Monitoring and Reliability
Establish monitoring solutions (Grafana, PagerDuty) and integrate security scanning to ensure platform health.
Use autonomous agents for first-line incident response: alert triage, log summarization, runbook execution, and escalation routing.
Security & Compliance
Participate in security reviews and ensure all platform components including AI tooling and agent infrastructure adhere to security best practices and compliance requirements.
Own the security posture of AI tool integrations: sandboxed execution, auditable agent traces, least-privilege tool permissions.
Collaboration & Documentation
Work closely with ML engineers, data scientists, and product managers to deliver robust, high-performance solutions.
Use AI-assisted documentation generation to keep platform docs, runbooks, and user guides current documentation that drifts is a platform liability.
What We're Looking For
Required
9+ years of proven experience as a Platform Engineer, Software Engineer, or ML Infrastructure Engineer.
Demonstrated AI-native engineering practice, you actively use tools like Claude Code (CLI), Cursor, or equivalent AI pair programmers as part of your daily engineering workflow; this is visible in your work, not aspirational.
Experience building or contributing to an internal tool or skills marketplace publishing reusable integrations, MCP servers, or AI building blocks that other teams depend on.
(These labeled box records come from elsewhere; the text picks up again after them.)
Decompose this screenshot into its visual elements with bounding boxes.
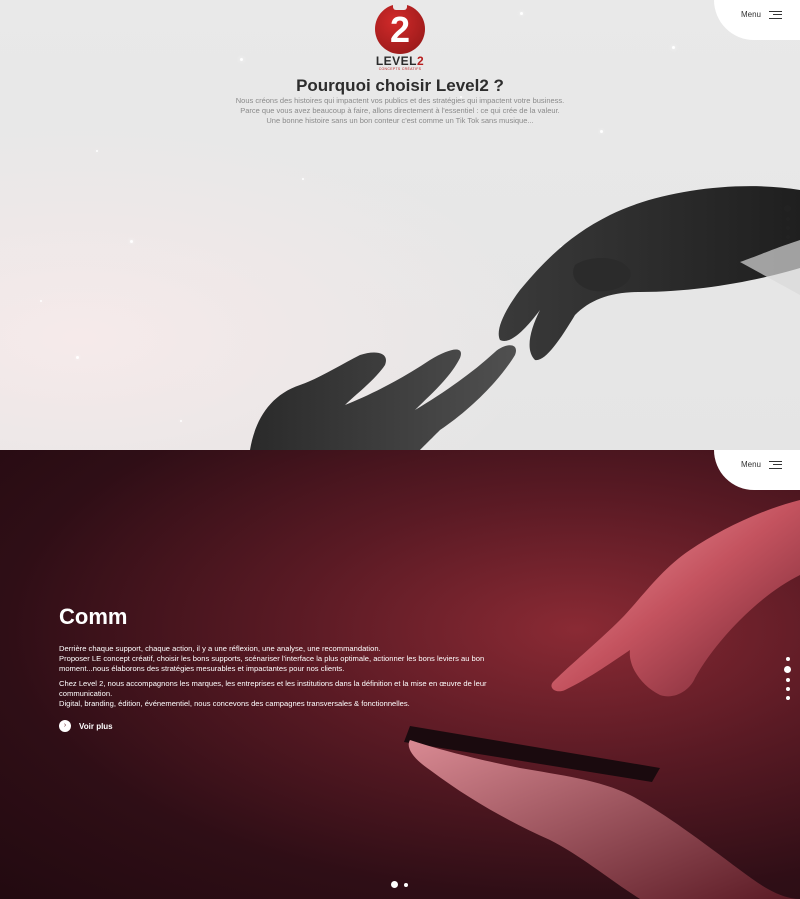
logo-tagline: CONCEPTS CRÉATIFS (378, 67, 422, 71)
menu-label: Menu (740, 10, 761, 19)
section-dot-4[interactable] (785, 687, 790, 691)
section-dot-4[interactable] (785, 235, 790, 239)
comm-title: Comm (59, 604, 128, 629)
comm-line: Digital, branding, édition, événementiel… (59, 699, 410, 708)
hero-title: Pourquoi choisir Level2 ? (296, 76, 504, 95)
logo-word-accent: 2 (416, 54, 425, 68)
slide-dot-1[interactable] (391, 881, 398, 888)
hero-description: Nous créons des histoires qui impactent … (0, 96, 800, 126)
section-dot-2[interactable] (784, 666, 791, 673)
comm-line: Derrière chaque support, chaque action, … (59, 644, 381, 653)
logo-word-main: LEVEL (375, 54, 417, 68)
logo-wordmark: LEVEL2 (373, 54, 427, 68)
hero-line: Nous créons des histoires qui impactent … (235, 96, 565, 105)
section-dot-3[interactable] (785, 678, 790, 682)
comm-line: Chez Level 2, nous accompagnons les marq… (59, 679, 487, 698)
section-pagination-light (784, 657, 791, 700)
hero-line: Une bonne histoire sans un bon conteur c… (266, 116, 534, 125)
slide-pagination (391, 881, 408, 888)
hero-line: Parce que vous avez beaucoup à faire, al… (240, 106, 560, 115)
comm-paragraph: Chez Level 2, nous accompagnons les marq… (59, 679, 499, 709)
hamburger-icon (769, 460, 782, 469)
level2-logo[interactable]: 2 LEVEL2 CONCEPTS CRÉATIFS (373, 2, 427, 71)
section-dot-1[interactable] (784, 205, 791, 212)
voir-plus-label: Voir plus (79, 721, 113, 731)
comm-description: Derrière chaque support, chaque action, … (59, 644, 499, 714)
comm-paragraph: Derrière chaque support, chaque action, … (59, 644, 499, 674)
section-dot-1[interactable] (785, 657, 790, 661)
section-pagination (784, 205, 791, 239)
comm-line: Proposer LE concept créatif, choisir les… (59, 654, 485, 673)
menu-label: Menu (740, 460, 761, 469)
menu-button[interactable]: Menu (741, 10, 782, 19)
section-dot-3[interactable] (785, 226, 790, 230)
hamburger-icon (769, 10, 782, 19)
section-dot-5[interactable] (785, 696, 790, 700)
voir-plus-button[interactable]: › Voir plus (59, 720, 113, 732)
hero-section: 2 LEVEL2 CONCEPTS CRÉATIFS Pourquoi choi… (0, 0, 800, 450)
menu-button-2[interactable]: Menu (741, 460, 782, 469)
slide-dot-2[interactable] (404, 882, 408, 887)
chevron-right-icon: › (59, 720, 71, 732)
logo-number: 2 (389, 9, 411, 50)
section-dot-2[interactable] (785, 217, 790, 221)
Experience designing and deploying autonomous agents that perform real engineering tasks: CI diagnosis, infrastructure ops, developer onboarding, documentation generation.
Strong software engineering skills in Python for building scalable tools, automation scripts, and platform components.
Experience with MCP (Model Context Protocol) servers building, hosting, and securing tool integrations for AI agents.
Strong expertise in AWS (IAM, EKS, S3, SageMaker, Lambda, etc.).
Extensive experience with CI/CD tools, especially GitHub Actions and ArgoCD.
Proficiency in infrastructure-as-code (Terraform).
Experience with containerization (Docker) and orchestration (Kubernetes).
Experience with MLOps concepts and tools.
Experience with model and agent evaluation.
Familiarity with monitoring and alerting systems (Grafana, PagerDuty).
Familiarity with Okta or similar IAM systems.
Experience with tenant and project onboarding in multi-tenant environments.
Familiarity with security best practices and conducting security reviews.
Experience developing internal developer tools (web, AI assistants, CLIs).
Ability to manage multiple priorities; excellent problem-solving and communication skills.
Preferred
Experience with the Salesforce ecosystem.
Familiarity with agent memory patterns: context management, long-term retrieval, episodic memory.
Experience with unstructured databases (vector or graph) and RAG pipelines.
Experience with modern data platforms: Snowflake, Kafka, Flink.
Experience with Feature Stores (e.g., Feast).
Experience with A/B testing and experimentation platforms.
Knowledge of Airflow or other workflow orchestration tools.